Micro Focus Visual COBOL 2.3 Update 1 for Eclipse (UNIX) > Programming > Data Access > File Handling > File Handling Guide > Data and Key Compression > Compression Routines > Micro Focus Compression Routines

Micro Focus Compression Routines

Micro Focus routines are stored in modules called CBLDCnnn, where nnn is within the range 001 to 127. To use Micro Focus compression routines, set fcd-data-compress in the FCD to a value between 001 and 127.

Routine CBLDC001

The compression routine CBLDC001 uses a form of run-length encoding. This is a method of compression that detects strings (runs) of the same character and reduces them to an identifier, a count and one occurrence of the character.

Note: The routine is not effective for use with files that contain significant occurrences of double-byte characters, including double-byte spaces, as these are not compressed.

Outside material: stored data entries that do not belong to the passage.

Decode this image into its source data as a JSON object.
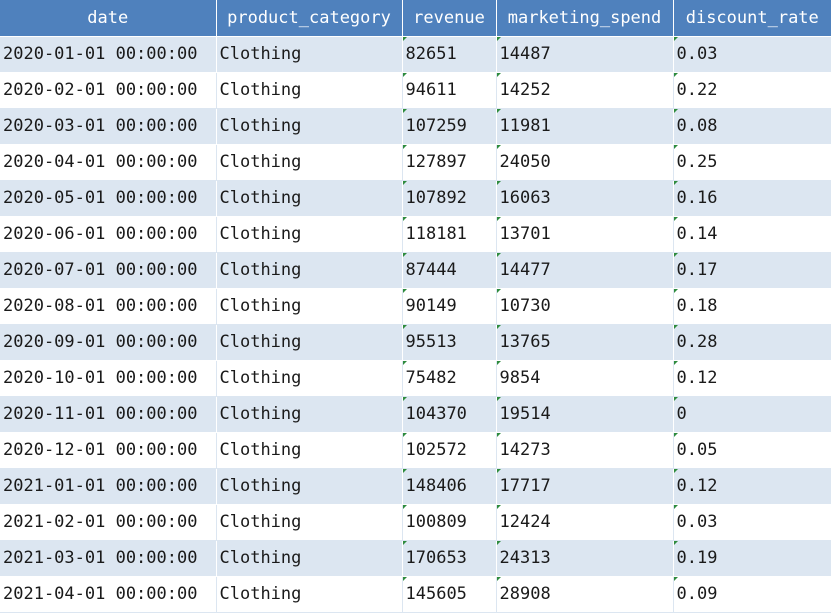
{
  "table": {
    "headers": [
      "date",
      "product_category",
      "revenue",
      "marketing_spend",
      "discount_rate"
    ],
    "rows": [
      [
        "2020-01-01 00:00:00",
        "Clothing",
        "82651",
        "14487",
        "0.03"
      ],
      [
        "2020-02-01 00:00:00",
        "Clothing",
        "94611",
        "14252",
        "0.22"
      ],
      [
        "2020-03-01 00:00:00",
        "Clothing",
        "107259",
        "11981",
        "0.08"
      ],
      [
        "2020-04-01 00:00:00",
        "Clothing",
        "127897",
        "24050",
        "0.25"
      ],
      [
        "2020-05-01 00:00:00",
        "Clothing",
        "107892",
        "16063",
        "0.16"
      ],
      [
        "2020-06-01 00:00:00",
        "Clothing",
        "118181",
        "13701",
        "0.14"
      ],
      [
        "2020-07-01 00:00:00",
        "Clothing",
        "87444",
        "14477",
        "0.17"
      ],
      [
        "2020-08-01 00:00:00",
        "Clothing",
        "90149",
        "10730",
        "0.18"
      ],
      [
        "2020-09-01 00:00:00",
        "Clothing",
        "95513",
        "13765",
        "0.28"
      ],
      [
        "2020-10-01 00:00:00",
        "Clothing",
        "75482",
        "9854",
        "0.12"
      ],
      [
        "2020-11-01 00:00:00",
        "Clothing",
        "104370",
        "19514",
        "0"
      ],
      [
        "2020-12-01 00:00:00",
        "Clothing",
        "102572",
        "14273",
        "0.05"
      ],
      [
        "2021-01-01 00:00:00",
        "Clothing",
        "148406",
        "17717",
        "0.12"
      ],
      [
        "2021-02-01 00:00:00",
        "Clothing",
        "100809",
        "12424",
        "0.03"
      ],
      [
        "2021-03-01 00:00:00",
        "Clothing",
        "170653",
        "24313",
        "0.19"
      ],
      [
        "2021-04-01 00:00:00",
        "Clothing",
        "145605",
        "28908",
        "0.09"
      ]
    ]
  },
  "colors": {
    "header_bg": "#4f81bd",
    "header_text": "#ffffff",
    "band_bg": "#dce6f1",
    "text_marker": "#2e8b3e"
  }
}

The routine put special emphasis on runs of spaces, binary zeros and character zeros (that can be reduced to a single character) and printable characters (that are reduced to two characters consisting of a count followed by the repeated character).

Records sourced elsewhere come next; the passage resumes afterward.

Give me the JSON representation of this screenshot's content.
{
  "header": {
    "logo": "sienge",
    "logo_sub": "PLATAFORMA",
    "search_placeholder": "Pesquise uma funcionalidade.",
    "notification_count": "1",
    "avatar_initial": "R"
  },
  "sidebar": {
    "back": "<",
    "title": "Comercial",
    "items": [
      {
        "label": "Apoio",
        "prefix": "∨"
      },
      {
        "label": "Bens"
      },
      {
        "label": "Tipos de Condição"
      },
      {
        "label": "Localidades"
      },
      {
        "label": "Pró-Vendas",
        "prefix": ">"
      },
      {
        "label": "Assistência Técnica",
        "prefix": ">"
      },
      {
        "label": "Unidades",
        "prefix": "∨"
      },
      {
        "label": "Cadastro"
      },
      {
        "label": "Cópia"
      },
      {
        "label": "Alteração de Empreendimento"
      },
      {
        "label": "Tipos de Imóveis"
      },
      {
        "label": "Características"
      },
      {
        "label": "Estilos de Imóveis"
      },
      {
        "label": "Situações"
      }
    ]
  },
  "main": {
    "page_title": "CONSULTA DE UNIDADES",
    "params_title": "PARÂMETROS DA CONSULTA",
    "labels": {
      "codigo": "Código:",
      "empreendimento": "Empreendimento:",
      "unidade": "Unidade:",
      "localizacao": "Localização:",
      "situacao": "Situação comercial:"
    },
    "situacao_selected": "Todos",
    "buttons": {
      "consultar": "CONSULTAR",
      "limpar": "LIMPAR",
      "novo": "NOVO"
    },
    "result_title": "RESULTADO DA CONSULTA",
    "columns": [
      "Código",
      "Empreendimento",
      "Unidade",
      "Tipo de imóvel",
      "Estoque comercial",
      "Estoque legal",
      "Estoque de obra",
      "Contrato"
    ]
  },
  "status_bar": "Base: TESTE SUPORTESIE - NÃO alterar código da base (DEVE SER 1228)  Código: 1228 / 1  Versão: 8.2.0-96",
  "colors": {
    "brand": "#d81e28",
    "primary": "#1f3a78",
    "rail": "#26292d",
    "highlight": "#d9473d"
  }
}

In the compressed file, bytes have the following meanings (hexadecimal values shown):

20-7F	(most printable characters) normal ASCII meaning.
80-9F	1-32 spaces respectively.
A0-BF	1-32 binary zeros respectively.
C0-DF	1-32 character zeros respectively.
E0-FF	1-32 occurrences of the character following.
00-1F	1-32 occurrences of the character following, and that it should be interpreted literally, not as a compression code. This is used when characters in the range 00-1F, 80-9F, A0-BF, C0-DF or E0-FF occur in the original data. (Thus, one such character is expanded to two bytes; otherwise, no penalty is incurred by the compression.)

Routine CBLDC003

Like CBLDC001, the CBLDC003 routine uses run-length encoding, but detects strings (runs) of single- or double-byte characters. This routine is therefore suitable for DBCS characters, but can also be used in place of CBLDC001.

The format of the compression is two header bytes followed by one or more characters. The bits in the header bytes indicate:

bit 15	Unset - single character.
bit 14	Set - compressed sequence. Unset - uncompressed sequence.
bit 0-13	Compressed character(s) or count of uncompressed characters.

The length of the character string depends on the header bits:

bit 14 and 15 set	Two repeating characters.
Only bit 14 is set	One repeating character.
Otherwise	Between 1 and 63 uncompressed characters.